METHODS: This was a prospective, pre-specified substudy of the BRIEF-PCI (Brief Infusion of Intravenous Eptifibatide Following Successful Percutaneous Coronary Intervention) trial, which randomized 624 patients to 18-h or <2-h eptifibatide infusion after uncomplicated PCI. To be eligible, patients must have been pre-treated with aspirin (>/=5 days) and clopidogrel (75 mg/day >/=5 days, 300 mg loading >/=6 h, or 600 mg loading >/=2 h) and must not have received GP IIb/IIIa inhibitors within 48 h. Verify-Now Aspirin and Clopidogrel (P2Y(12)) assays were performed at baseline before PCI. Patients with aspirin reaction unit (ARU) >/=550 were labeled as aspirin resistant. Clopidogrel low-responders were defined as those in the lowest quartile of platelet inhibition. The primary end point was the prevalence of myonecrosis within 24 h after PCI.

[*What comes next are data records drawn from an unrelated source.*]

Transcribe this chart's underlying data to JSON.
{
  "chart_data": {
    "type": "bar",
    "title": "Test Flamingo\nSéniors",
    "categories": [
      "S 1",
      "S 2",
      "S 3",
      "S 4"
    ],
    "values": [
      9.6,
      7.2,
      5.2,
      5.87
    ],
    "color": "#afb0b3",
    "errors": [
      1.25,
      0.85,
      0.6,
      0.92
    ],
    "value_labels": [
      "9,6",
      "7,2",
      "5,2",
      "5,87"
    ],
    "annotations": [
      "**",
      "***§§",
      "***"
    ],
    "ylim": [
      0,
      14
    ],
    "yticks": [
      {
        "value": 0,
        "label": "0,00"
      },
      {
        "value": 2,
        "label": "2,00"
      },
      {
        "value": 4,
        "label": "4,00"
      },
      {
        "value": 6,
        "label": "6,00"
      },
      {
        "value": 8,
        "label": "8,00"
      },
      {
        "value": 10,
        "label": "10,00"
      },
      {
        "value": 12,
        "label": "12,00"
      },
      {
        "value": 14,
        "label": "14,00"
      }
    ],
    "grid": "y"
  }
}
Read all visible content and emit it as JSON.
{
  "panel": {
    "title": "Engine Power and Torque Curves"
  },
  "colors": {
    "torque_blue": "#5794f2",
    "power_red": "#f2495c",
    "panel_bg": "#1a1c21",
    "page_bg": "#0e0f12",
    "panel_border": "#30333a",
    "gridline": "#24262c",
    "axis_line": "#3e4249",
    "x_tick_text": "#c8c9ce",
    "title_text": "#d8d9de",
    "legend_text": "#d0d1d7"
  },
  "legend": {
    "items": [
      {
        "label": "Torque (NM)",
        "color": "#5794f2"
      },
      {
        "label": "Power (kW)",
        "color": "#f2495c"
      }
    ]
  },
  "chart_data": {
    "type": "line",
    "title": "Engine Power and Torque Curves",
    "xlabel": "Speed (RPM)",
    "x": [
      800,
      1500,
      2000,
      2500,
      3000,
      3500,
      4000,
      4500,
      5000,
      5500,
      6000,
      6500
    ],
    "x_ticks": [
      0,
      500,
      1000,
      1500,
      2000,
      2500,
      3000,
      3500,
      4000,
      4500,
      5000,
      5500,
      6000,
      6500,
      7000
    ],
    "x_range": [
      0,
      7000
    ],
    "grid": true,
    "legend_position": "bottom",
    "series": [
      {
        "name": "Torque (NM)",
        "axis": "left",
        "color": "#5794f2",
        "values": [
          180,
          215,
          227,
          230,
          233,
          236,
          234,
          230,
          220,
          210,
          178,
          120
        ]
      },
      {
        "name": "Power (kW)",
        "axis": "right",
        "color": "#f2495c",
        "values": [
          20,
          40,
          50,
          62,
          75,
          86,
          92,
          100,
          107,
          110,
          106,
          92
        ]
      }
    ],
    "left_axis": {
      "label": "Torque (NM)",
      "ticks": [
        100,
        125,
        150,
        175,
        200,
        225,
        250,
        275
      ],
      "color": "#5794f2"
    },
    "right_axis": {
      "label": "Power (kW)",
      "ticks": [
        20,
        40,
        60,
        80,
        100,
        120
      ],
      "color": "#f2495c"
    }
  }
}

RESULTS: We enrolled 209 patients into our substudy, of which 185 had aspirin response assessed, 198 had clopidogrel response assessed, and 174 had both assessed. There were 4.9% who were aspirin resistant. Clopidogrel low-responders were defined as those in the lowest quartile with platelet inhibition <19%. Only 1.1% had both aspirin resistance and low clopidogrel response. There was no difference in myonecrosis prevalence among aspirin-resistant compared with aspirin-sensitive patients (11.1% vs. 27.8%, p = 0.259) or among clopidogrel low-responders compared with clopidogrel responders (23.5% vs. 29.3%, p = 0.433).
CONCLUSIONS: Aspirin and clopidogrel response did not affect myonecrosis prevalence amongst patients who received eptifibatide for PCI.